Compute the ratio of (B/A).

This ratio should be 0.723 ± 10 percent with the truck slide relay de-energized. This ratio should be 0.105 ± 10 percent with the truck slide relay energized. If these ratios are still incorrect proceed to "6.25.4: Check The Locomotive Wiring".

If these ratios are now correct there is a problem in the mounting group of the main electronic governor.

6.25.3.1:

Turn off all power to the mounting group of the electronic governor.

Check the impedance between TB392-R6 and TB391-L9 on the main locomotive. This should be 64 K Ohms ± 10 percent. If it is an error has been made. Perform "8.22: 24T Signal Scaling".

If it is not 64 K Ohms ± 10 percent a problem has been confirmed on the mounting group. Disconnect the wire to Terminals 8 and 6 on the derate module mounted on the mounting group. Check the impedance between Terminals 8 and 6 on the derate module mounted on the mounting group.

This should be 64 K Ohms ± 10 percent. If it is, there is a problem with the wiring on the mounting group of the electronic governor. Refer to "4.12: Installation Diagrams (diagram 22) to troubleshoot and repair.

If it is not 64 K Ohms ± 10 percent there is a problem with the derate module.
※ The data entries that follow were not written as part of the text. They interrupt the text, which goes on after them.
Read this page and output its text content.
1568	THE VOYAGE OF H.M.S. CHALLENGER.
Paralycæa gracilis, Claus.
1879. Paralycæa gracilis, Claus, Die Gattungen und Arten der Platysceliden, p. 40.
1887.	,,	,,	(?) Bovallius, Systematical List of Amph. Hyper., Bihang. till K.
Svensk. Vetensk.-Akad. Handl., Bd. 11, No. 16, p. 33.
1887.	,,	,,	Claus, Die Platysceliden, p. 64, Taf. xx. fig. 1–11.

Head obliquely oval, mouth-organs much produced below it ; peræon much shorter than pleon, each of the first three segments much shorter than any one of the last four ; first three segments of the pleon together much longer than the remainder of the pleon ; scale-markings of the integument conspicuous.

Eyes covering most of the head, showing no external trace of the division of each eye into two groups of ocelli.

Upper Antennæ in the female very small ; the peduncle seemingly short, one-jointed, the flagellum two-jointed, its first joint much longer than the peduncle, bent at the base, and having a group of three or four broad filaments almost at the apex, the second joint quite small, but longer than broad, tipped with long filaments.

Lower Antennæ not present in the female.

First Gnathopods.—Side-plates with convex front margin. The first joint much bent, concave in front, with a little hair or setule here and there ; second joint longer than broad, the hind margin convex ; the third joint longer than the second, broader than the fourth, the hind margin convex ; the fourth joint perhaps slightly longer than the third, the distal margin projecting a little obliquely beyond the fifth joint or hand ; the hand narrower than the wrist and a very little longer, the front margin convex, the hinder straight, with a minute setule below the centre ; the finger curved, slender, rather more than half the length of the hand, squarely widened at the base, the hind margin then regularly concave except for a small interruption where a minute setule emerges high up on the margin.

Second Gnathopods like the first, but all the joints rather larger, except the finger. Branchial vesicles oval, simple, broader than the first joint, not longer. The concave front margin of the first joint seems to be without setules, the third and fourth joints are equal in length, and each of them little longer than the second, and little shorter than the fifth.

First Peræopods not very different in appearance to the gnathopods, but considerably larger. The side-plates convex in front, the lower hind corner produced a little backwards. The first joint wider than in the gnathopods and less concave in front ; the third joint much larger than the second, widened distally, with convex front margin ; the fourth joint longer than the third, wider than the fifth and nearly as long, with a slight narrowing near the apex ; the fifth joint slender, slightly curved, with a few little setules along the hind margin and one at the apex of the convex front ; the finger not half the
Refer to "8.4: Altitude Derate Module or 8.5: Non-Altitude Derate Module" to replace the derate module.

6.25.3.2:

Replace wire X on TB392-R6.

Check The Locomotive Wiring

Remove the other end of the locomotive system wire (X) from TB399-R5 and measure two DC voltages on TB399-L12 (signal A) and on TB399-R5, both with respect to TB391-L9.

Compute the ratio of (B/A). This ratio should be 0.723 ± 10 percent with the truck slide relay de-energized. This ratio should be 0.105 ± 10 percent with the truck slide relay energized.

If these ratios are still incorrect there is a defect in the scaling network. Replace the scaling network according to "8.12: Scaling Network".

If these ratios are now correct there is a problem with the locomotive wiring associated with wire X. Refer to the locomotive prints to troubleshoot and repair.

Replace both ends of wire X to TB392-R6 and TB399-R5.